I listened to his great oratory the other day and said, 'But what has he said? NOTHING!' Just the typical promises to end poverty, improve education, provide universal health care --a chicken in every pot and a car in every garage --o he didn't say the last.

I have thought that a car in every garage would be the best one --because people can hardly get to college or jobs without cars. My experience with the poor has been that they always lack reliable cars and today's jobs and schools demand it --as our public transit systems are so cumbersome --at least in T-town. You can't afford a car without a job and you can't get a job without a car --can't even get to the interviews. Like you can't get a job if you're homeless because you have no address or phone. We got our poor friend a decent used car one year --and her daughter wrecked it. Before that, she didn't look for a job, relied on welfare, couldn't afford car maintenance and ran her cars into the ground --and drove uninsured --as she is doing now.
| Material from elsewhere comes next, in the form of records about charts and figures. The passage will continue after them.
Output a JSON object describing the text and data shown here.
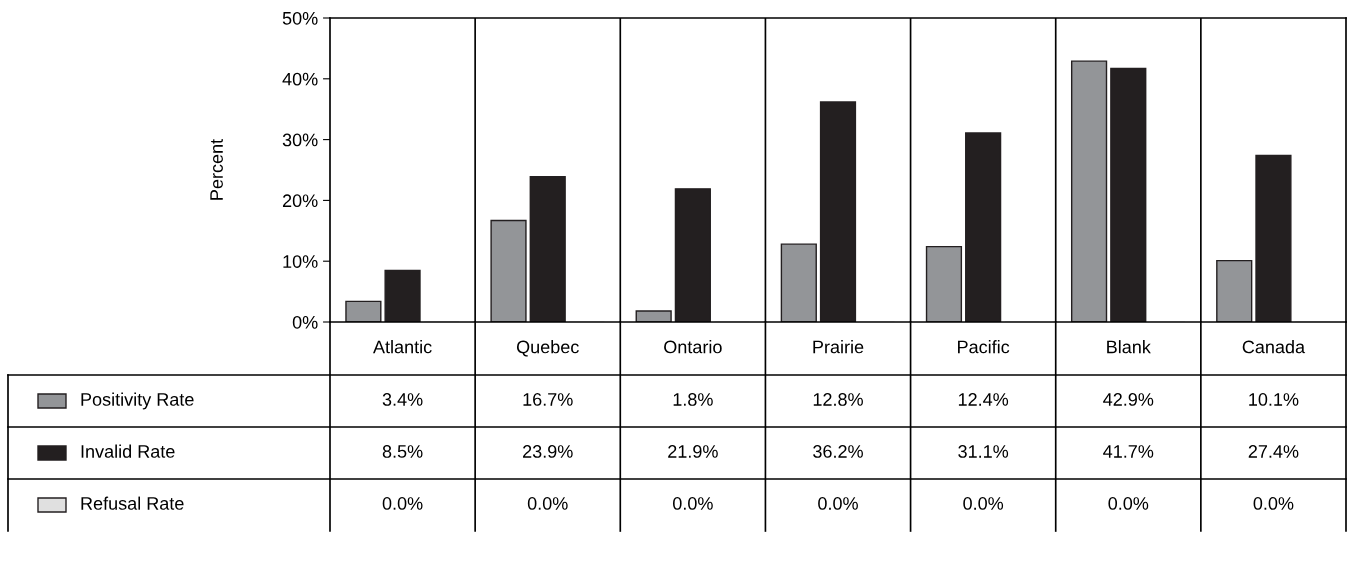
{
  "chart_data": {
    "type": "bar",
    "ylabel": "Percent",
    "categories": [
      "Atlantic",
      "Quebec",
      "Ontario",
      "Prairie",
      "Pacific",
      "Blank",
      "Canada"
    ],
    "series": [
      {
        "name": "Positivity Rate",
        "color": "#939598",
        "values": [
          3.4,
          16.7,
          1.8,
          12.8,
          12.4,
          42.9,
          10.1
        ],
        "value_labels": [
          "3.4%",
          "16.7%",
          "1.8%",
          "12.8%",
          "12.4%",
          "42.9%",
          "10.1%"
        ]
      },
      {
        "name": "Invalid Rate",
        "color": "#231f20",
        "values": [
          8.5,
          23.9,
          21.9,
          36.2,
          31.1,
          41.7,
          27.4
        ],
        "value_labels": [
          "8.5%",
          "23.9%",
          "21.9%",
          "36.2%",
          "31.1%",
          "41.7%",
          "27.4%"
        ]
      },
      {
        "name": "Refusal Rate",
        "color": "#e0e0e0",
        "values": [
          0.0,
          0.0,
          0.0,
          0.0,
          0.0,
          0.0,
          0.0
        ],
        "value_labels": [
          "0.0%",
          "0.0%",
          "0.0%",
          "0.0%",
          "0.0%",
          "0.0%",
          "0.0%"
        ]
      }
    ],
    "ylim": [
      0,
      50
    ],
    "yticks": [
      {
        "value": 0,
        "label": "0%"
      },
      {
        "value": 10,
        "label": "10%"
      },
      {
        "value": 20,
        "label": "20%"
      },
      {
        "value": 30,
        "label": "30%"
      },
      {
        "value": 40,
        "label": "40%"
      },
      {
        "value": 50,
        "label": "50%"
      }
    ],
    "legend": "bottom",
    "grid": false
  }
}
I get so tired of trying to help someone whose every spare dime goes to the movie theater with her where she buys the biggest popcorn and the biggest coke.

microdot said...

I'm not sure what that was about, but it seemed to boil down to, why help the poor because all they want is the biggest popcorn and the biggest coke.
More conservative compassionate logic at its finest!

Tim Higgins said...

Well we know a bit more today than we did yesterday, and with 20/20 hindsight we now know that Hilary Clinton has won a primary. This however, doesn't make either the Republican or Democratic pack any clearer, nor should it.

I think that we can all concede that Iowa and New Hampshire hardly reflect the national view; and the decisions of their voters, while interesting probably means very little. All of the discussion of momentum and stalling in campaigns is nothing more than the mouthings of political talking heads trying desperately to justify their salaries while usually getting it wrong.

I don't believe that any candidate has been forthcoming on the issues yet, but that's not unexpected in the political beauty contest being run. It will be interesting to see how the race develops going in to Super Tuesday.

steve said...

The poor would make good Soylent Green... hey wait a minute.. IM POOR. Nevermind that last comment.

microdot said...

Hey Steve, I don't know about Soylent Green, but I think I just discovered Soylent Brown:


I thought you would the person who could appreciate the implications.